Overview

Pick Python when the workload is data, ML, scientific computing, or single-purpose scripts where speed of expression beats type safety. Pick TypeScript when the workload is anything web-shaped: APIs that share types with a frontend, long-lived services, or any team larger than two engineers. The 2026 split is concrete; Python owns notebooks, ETL, agents, and ML pipelines; TypeScript owns product backends, full-stack apps, and CLIs that need refactor confidence.
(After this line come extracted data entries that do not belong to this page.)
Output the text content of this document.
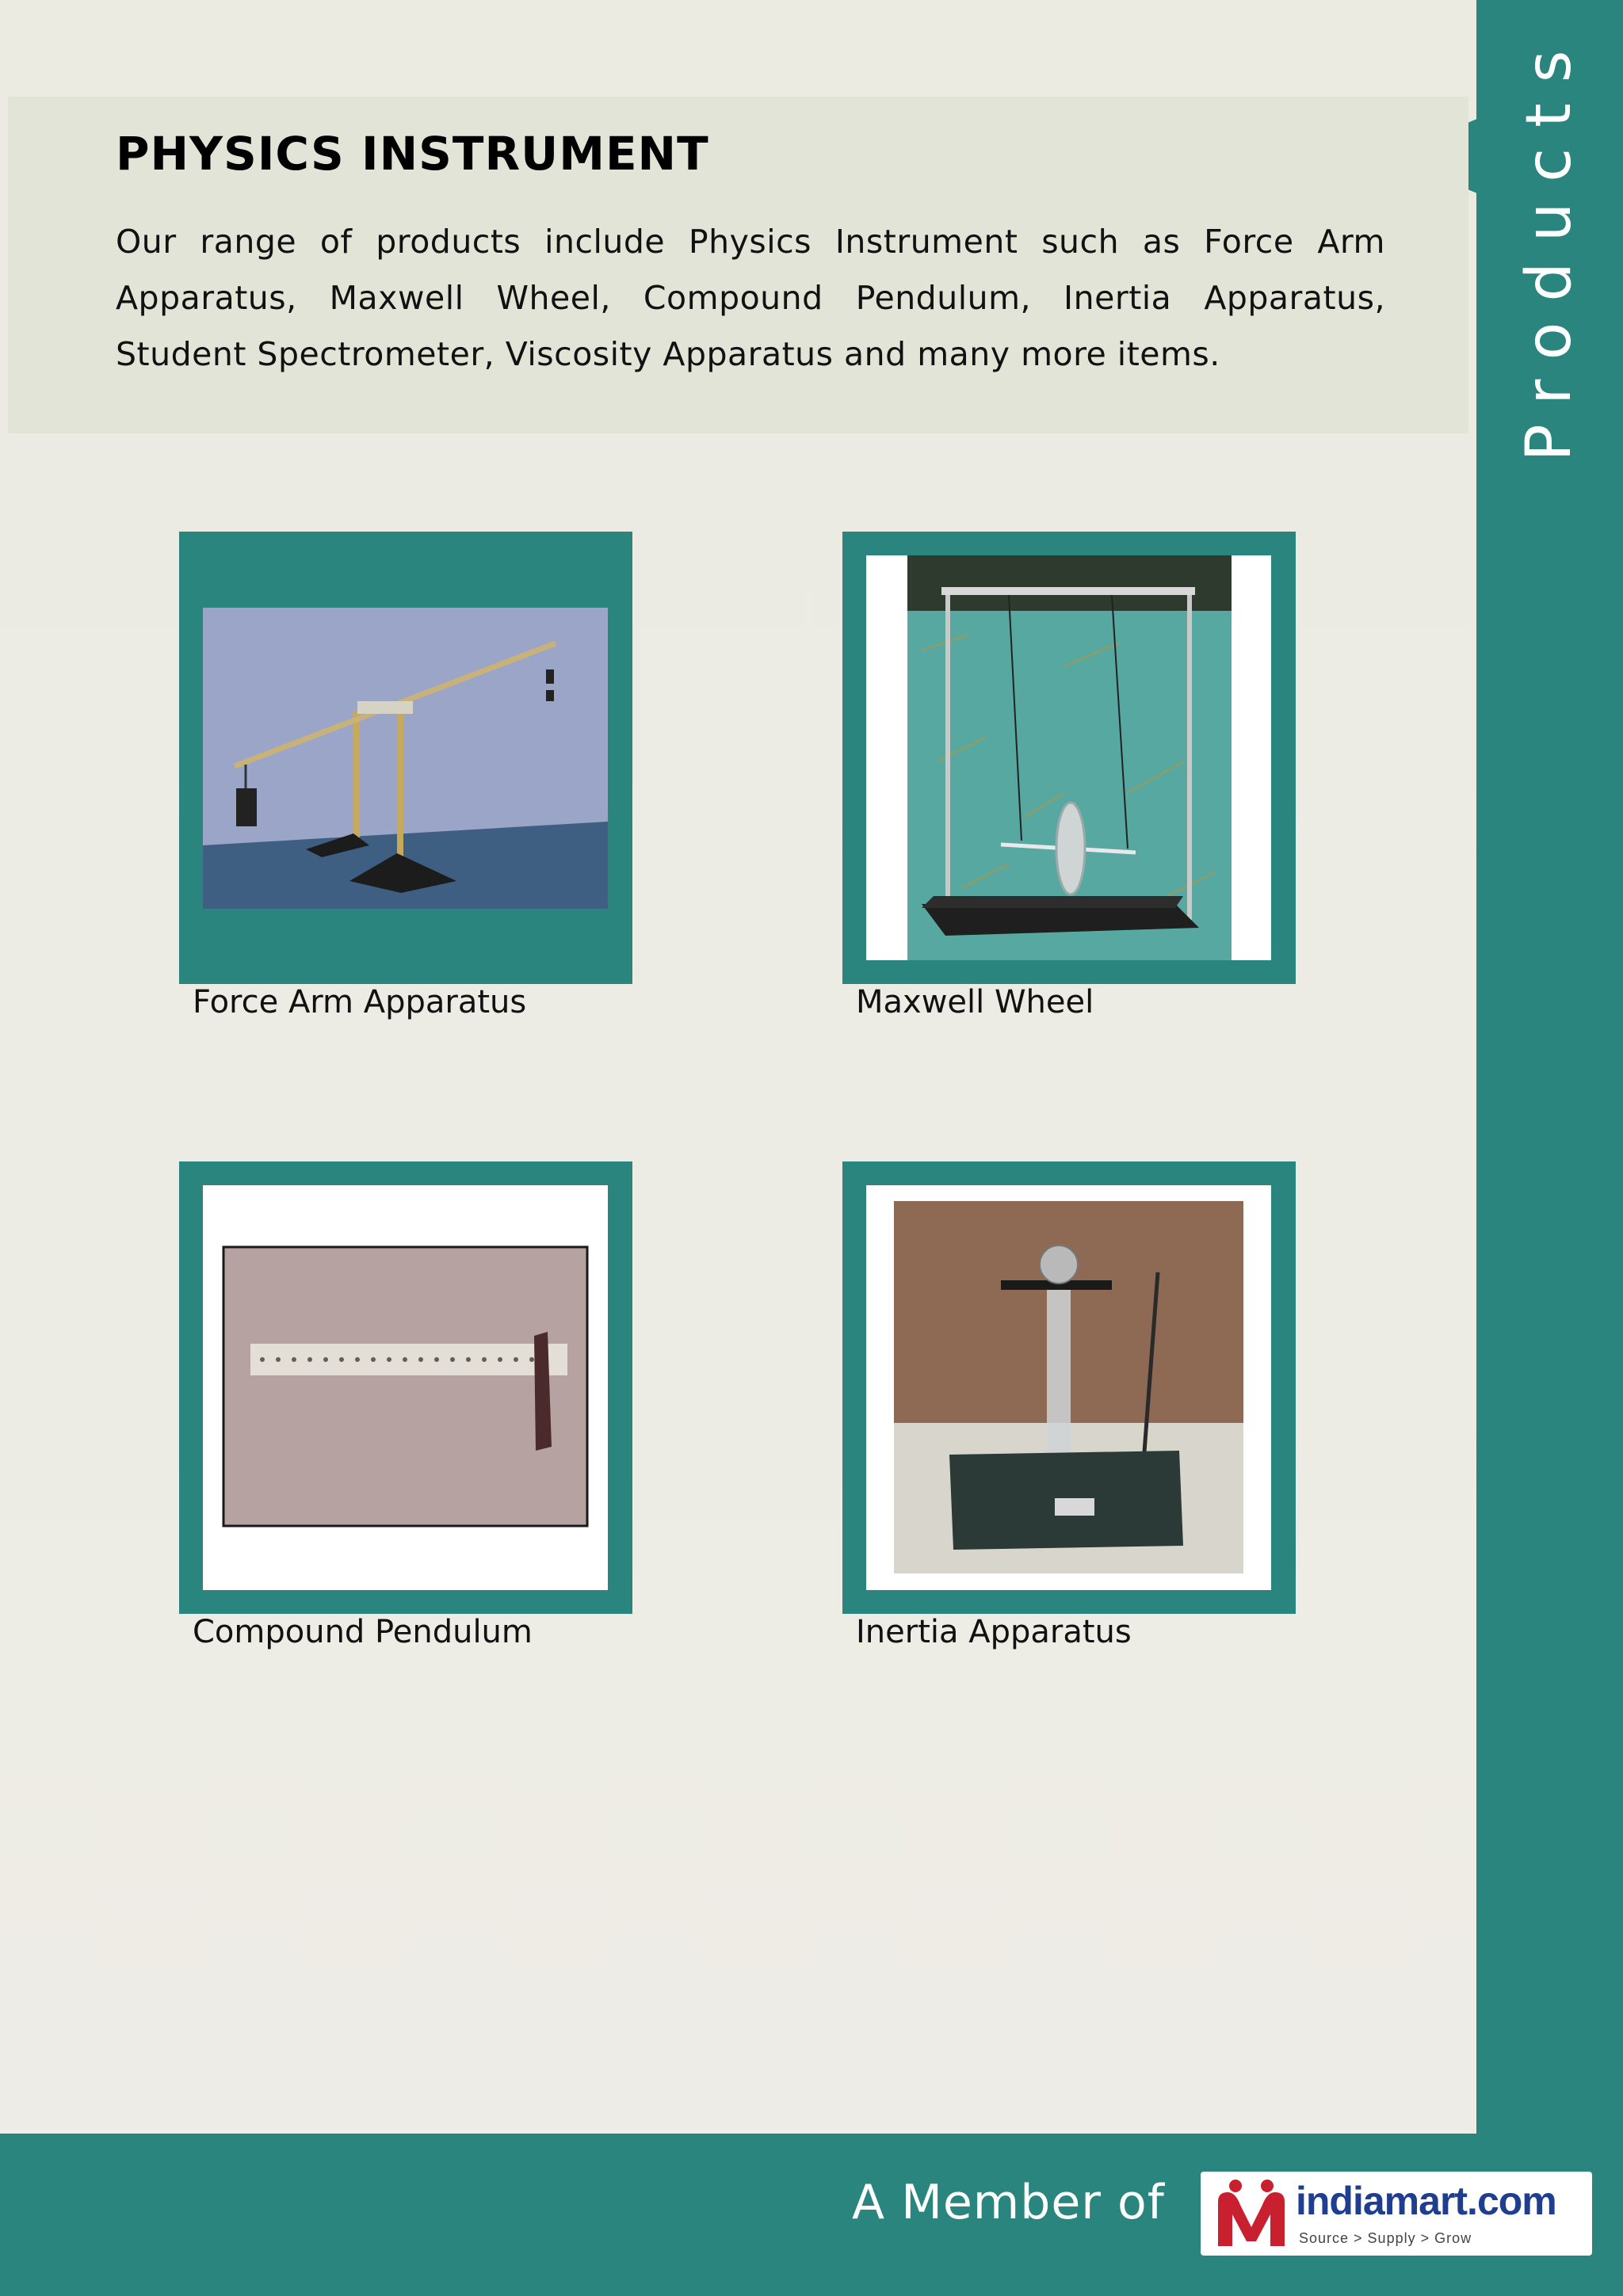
Products
PHYSICS INSTRUMENT

Our range of products include Physics Instrument such as Force Arm Apparatus, Maxwell Wheel, Compound Pendulum, Inertia Apparatus, Student Spectrometer, Viscosity Apparatus and many more items.

Force Arm Apparatus	Maxwell Wheel
Compound Pendulum	Inertia Apparatus
A Member of	indiamart.com
Source > Supply > Grow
See python and typescript for the per-language rules.

When Python wins

Python is the right pick anywhere the ecosystem or the REPL is the moat.

  • Data and ML: NumPy, Pandas, PyTorch, scikit-learn, polars, JAX. No TypeScript equivalent comes close.
  • LLM agents and tooling: every major SDK ships Python first; the embeddings and rag stacks assume it.
  • Scripting: a 200-line data migration is half the code in Python, and the REPL lets you iterate without a compile step.
  • Scientific compute: Jupyter notebooks are the lingua franca of research; TS notebooks exist but no team uses them.
  • Library breadth for non-web domains: image processing, GIS, finance, bioinformatics, NLP.
  • Type hints plus mypy or pyright give you the gradual-typing safety net when the codebase grows. See python-typing.

When TypeScript wins

TypeScript is the right pick for any product where the frontend and backend talk to each other, or where a refactor is on the roadmap.

  • Shared types across the stack: tRPC, Zod, Prisma, Drizzle let one type definition cover frontend and backend. Python’s Pydantic stops at the network boundary.
  • Web backends: Hono, Fastify, Next.js route handlers ship with native TypeScript ergonomics. See fastapi-vs-django for the Python-side comparison.
  • Tooling: tsc --watch plus an LSP catches a class of bugs at edit time that Python’s runtime-only errors only catch in production.
  • Performance for IO-heavy services: V8 plus async/await beats CPython on most web workloads without ceremony.
  • Bundle ecosystem: npm has 2M packages; PyPI has 500k, and the web-shaped slice is thin.
  • LLM agents grounded by tsc produce fewer hallucinated property names than agents on Python with hand-rolled types.

Trade-offs at a glance

DimensionPythonTypeScript
TypingGradual (mypy, pyright)Static, structural
RuntimeCPython, PyPyNode, Bun, Deno, Workers
Web stackFastAPI, Django, FlaskHono, Next.js, Fastify
Data and MLFirst-class, no competitorEffectively absent
Concurrencyasyncio, GIL constraintsNative async, no GIL
Package manageruv, Poetry, pippnpm, npm, Bun
Startup timeSlow on cold (300 ms plus)Fast (10 to 50 ms)
Refactor confidenceMedium with strict mypyHigh
LLM agent outputStrong; needs runtime groundingStrongest; type checker grounds it
Hiring poolVery largeVery large, web-skewed
Mobile and edgeLimitedCloudflare Workers, React Native

Migration cost

Cross-stack rewrites are rare; partial migrations at the service boundary are common.

  • Python service that grew a web frontend: keep Python on the data side, add a TypeScript BFF (backend-for-frontend) that calls the Python service. One to two engineer-weeks for a thin BFF.
  • TypeScript shop adding ML: do not rewrite. Spin up a Python service for inference, call it over HTTP or gRPC. The split survives forever.
  • One-language mandate: pricing migrations by 100 endpoints, expect three to six engineer-weeks per direction. Most teams regret the rewrite.
  • Shared schema: use Protobuf, OpenAPI, or JSON Schema as the contract; generate Pydantic models on the Python side and Zod or TypeScript types on the TS side.

Recommendation

  • Data, ML, ETL, agents, research: Python. See python and rag.
  • New web product, any team size: TypeScript. See typescript and typescript-vs-javascript.
  • API for a web frontend, no ML: TypeScript with Hono or Next.js.
  • API that wraps ML inference: Python with FastAPI. See fastapi.
  • CLI tool with refactor pressure: TypeScript compiled to a single binary with Bun or esbuild.
  • Scripting glue, sub-500 lines: Python; the REPL pays for itself.